2016.10.30 穂高神社と安曇野116 安曇族(海人族)54 干支と西暦
飛鳥寺の露盤には塔が完成したのは「丙辰年十一月」、金錯銘鉄剣にはヲワケ臣がこの剣を造らせたのは「辛亥年」、隅田八幡神社人物画像鏡には斯麻(武寧王)がこの鏡を造らせたのは「癸未年八月」、釈迦三尊像光背には鬼前太后が崩御したのは「辛巳十二月」で釈迦三尊像を発願したのは「癸未年三月」というように、全ての年号は西暦○年や「天皇の治世の○年」ではなく、干支で記されているのです。
釈迦三尊像光背銘文
一般人の私は近づくことも直接見ることもできませんでしたが、たまたま10.23の新聞に↑の写真が載っていました(^o^)。
↑には「621年12月に聖徳太子の母が亡くなった」と要旨が書かれていますが、実際は「辛巳十二月に鬼前王后が崩じた」と刻まれているのであって、621年だとも、推古天皇の29年だとも、亡くなったのは「聖徳太子の母」だとも書いてはありません。
鬼前王后を聖徳太子の母、辛巳年を「推古天皇29年(621)」だとしているのは、「辛巳年は西暦の621年で、621年は『日本書紀』では推古天皇の29年にあたるのだから」という学者さんたちの解釈なのですが、『記紀』を盲信する学者さんたちは、推古天皇や聖徳太子は実在の人なのかどうか、その在位期間は本当なのかどうかなどということは一切考えていませんし、検証もしていないのですから、「推古天皇29年」という年号が推古天皇の実在を示しているわけではありませんし、辛巳十二月に亡くなった鬼前王后が「聖徳太子の母」であったことを実証しているわけでもありません。

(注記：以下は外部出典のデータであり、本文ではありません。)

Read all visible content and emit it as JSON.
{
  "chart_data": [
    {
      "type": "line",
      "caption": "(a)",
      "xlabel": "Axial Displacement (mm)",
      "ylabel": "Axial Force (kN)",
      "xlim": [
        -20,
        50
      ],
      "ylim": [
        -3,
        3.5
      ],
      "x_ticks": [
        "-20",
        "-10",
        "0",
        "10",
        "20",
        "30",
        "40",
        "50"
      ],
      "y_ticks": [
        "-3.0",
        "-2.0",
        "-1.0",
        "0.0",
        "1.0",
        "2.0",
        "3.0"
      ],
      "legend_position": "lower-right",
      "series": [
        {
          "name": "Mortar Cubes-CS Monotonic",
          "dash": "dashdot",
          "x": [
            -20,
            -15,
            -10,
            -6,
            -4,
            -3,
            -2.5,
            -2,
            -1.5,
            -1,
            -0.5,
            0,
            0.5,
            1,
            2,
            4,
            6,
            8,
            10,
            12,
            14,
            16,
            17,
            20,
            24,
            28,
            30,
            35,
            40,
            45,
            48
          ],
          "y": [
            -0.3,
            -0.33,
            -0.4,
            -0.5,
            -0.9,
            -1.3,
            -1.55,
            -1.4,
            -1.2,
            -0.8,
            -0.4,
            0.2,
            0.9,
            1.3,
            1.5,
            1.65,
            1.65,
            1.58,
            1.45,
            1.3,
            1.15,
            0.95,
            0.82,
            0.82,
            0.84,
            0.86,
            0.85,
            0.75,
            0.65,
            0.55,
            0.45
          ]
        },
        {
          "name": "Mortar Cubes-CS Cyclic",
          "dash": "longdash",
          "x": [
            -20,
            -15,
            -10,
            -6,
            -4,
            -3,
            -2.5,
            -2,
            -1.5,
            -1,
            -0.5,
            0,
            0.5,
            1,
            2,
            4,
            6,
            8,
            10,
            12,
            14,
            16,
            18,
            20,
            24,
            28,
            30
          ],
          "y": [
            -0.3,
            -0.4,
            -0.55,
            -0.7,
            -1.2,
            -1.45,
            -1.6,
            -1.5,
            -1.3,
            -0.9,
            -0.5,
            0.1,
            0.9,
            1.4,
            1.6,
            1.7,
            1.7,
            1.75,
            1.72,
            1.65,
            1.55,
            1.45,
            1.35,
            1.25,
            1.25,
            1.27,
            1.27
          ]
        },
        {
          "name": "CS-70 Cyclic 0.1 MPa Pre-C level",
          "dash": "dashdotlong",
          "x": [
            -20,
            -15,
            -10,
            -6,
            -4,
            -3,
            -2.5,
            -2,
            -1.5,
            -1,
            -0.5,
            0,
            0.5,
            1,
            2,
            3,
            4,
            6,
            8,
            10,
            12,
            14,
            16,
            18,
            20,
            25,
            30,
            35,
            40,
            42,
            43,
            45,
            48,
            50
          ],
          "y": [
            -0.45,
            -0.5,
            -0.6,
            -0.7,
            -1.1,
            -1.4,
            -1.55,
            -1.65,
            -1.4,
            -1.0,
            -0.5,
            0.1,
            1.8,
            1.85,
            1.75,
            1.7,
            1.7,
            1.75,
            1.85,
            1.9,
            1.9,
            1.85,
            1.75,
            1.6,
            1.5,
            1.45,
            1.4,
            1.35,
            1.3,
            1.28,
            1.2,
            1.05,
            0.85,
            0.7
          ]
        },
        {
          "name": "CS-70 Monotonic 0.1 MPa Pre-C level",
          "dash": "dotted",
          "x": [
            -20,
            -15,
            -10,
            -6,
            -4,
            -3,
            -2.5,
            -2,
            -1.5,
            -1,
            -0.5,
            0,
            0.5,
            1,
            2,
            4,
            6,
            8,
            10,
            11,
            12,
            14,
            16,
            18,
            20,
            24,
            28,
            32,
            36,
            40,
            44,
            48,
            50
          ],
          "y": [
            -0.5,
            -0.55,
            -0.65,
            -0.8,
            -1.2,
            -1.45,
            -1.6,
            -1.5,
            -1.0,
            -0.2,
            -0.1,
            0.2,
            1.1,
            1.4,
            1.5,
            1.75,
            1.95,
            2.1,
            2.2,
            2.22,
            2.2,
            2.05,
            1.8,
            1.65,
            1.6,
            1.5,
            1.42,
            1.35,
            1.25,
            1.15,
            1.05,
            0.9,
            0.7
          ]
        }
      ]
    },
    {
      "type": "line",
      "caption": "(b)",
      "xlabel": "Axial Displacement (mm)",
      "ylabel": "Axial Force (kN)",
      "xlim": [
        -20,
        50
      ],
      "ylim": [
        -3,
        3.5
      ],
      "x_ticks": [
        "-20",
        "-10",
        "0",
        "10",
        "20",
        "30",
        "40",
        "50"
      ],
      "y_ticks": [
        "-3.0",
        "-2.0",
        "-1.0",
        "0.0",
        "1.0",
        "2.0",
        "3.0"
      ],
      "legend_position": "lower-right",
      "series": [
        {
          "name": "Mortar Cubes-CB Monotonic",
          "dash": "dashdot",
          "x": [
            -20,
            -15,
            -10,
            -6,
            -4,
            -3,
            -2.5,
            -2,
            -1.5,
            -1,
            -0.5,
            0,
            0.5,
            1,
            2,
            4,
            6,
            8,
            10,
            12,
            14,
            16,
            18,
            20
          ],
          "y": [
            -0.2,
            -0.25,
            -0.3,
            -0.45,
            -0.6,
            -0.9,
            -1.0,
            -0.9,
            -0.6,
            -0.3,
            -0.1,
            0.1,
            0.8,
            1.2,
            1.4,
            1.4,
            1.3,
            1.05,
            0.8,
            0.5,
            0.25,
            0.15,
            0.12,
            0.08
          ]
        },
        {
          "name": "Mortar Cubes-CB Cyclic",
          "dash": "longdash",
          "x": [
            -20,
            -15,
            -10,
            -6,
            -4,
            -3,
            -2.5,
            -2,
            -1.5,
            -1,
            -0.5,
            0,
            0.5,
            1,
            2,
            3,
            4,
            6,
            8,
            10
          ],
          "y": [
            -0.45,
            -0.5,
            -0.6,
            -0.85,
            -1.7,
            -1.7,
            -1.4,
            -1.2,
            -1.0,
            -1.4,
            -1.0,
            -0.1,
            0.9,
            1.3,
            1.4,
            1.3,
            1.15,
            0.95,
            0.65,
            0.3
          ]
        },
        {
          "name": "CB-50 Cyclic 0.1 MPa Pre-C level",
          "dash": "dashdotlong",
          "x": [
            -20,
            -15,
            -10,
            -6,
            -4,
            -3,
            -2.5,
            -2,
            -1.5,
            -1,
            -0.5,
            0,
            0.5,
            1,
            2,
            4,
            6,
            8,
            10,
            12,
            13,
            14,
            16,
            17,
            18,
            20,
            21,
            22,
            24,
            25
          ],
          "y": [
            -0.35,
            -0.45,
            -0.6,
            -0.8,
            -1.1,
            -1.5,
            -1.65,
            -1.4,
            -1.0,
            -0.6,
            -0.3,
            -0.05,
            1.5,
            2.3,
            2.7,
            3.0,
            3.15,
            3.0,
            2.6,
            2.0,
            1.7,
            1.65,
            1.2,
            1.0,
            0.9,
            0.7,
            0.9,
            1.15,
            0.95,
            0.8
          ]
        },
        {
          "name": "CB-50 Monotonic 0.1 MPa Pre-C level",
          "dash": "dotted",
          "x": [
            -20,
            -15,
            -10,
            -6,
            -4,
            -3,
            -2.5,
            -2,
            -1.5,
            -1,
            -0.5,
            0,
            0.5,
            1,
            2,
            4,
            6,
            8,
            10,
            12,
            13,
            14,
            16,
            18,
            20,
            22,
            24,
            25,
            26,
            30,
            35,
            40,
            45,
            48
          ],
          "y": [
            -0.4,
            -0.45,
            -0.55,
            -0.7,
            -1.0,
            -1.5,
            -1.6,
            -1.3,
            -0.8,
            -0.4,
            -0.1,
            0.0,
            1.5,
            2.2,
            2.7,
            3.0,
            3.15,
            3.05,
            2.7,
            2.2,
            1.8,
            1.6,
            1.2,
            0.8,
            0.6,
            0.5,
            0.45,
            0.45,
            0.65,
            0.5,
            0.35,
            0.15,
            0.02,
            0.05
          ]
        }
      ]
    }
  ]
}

つまり、これらの解釈は『日本書紀』を盲信する学者さんたちの思い込みによる「つじつま合わせの説」であって事実でも実際の歴史でもないのですが、こういった学者さんたちの「つじつま合わせの説」が、なんの疑いも無く既定の事実として記され、広められて真実の歴史として信じられていったのですね<(_ _)>。
同様に『日本書紀』を盲信して金錯銘鉄剣の「辛亥年」を西暦471年だと解釈した学者さんは「辛亥年」は「雄略天皇の16年」と書き、この辛亥年を60年後の西暦531年だと解釈した学者さんは「辛亥年は継体天皇の25年」と書くわけですが、雄略天皇は実在したのか、継体天皇の在位は本当に507~534年だったのか?などということは考えてみたこともないようです<(_ _)>。
でも『記紀』を盲信することを止めて論理的に検証してみれば、464~506年に実際に王位に就いていたのは応神天皇であり、456~479年に在位したという雄略天皇は架空の天皇であることが分かりますし、応神天皇が在位中だった471年に別の人が大王に即位していたはずはありませんから、金錯銘鉄剣の銘文にある「辛亥年」は471年ではありないのです(^o^)。
それに、ワカタケル王(欽明天皇)は、応神天皇の孫だったのですしね。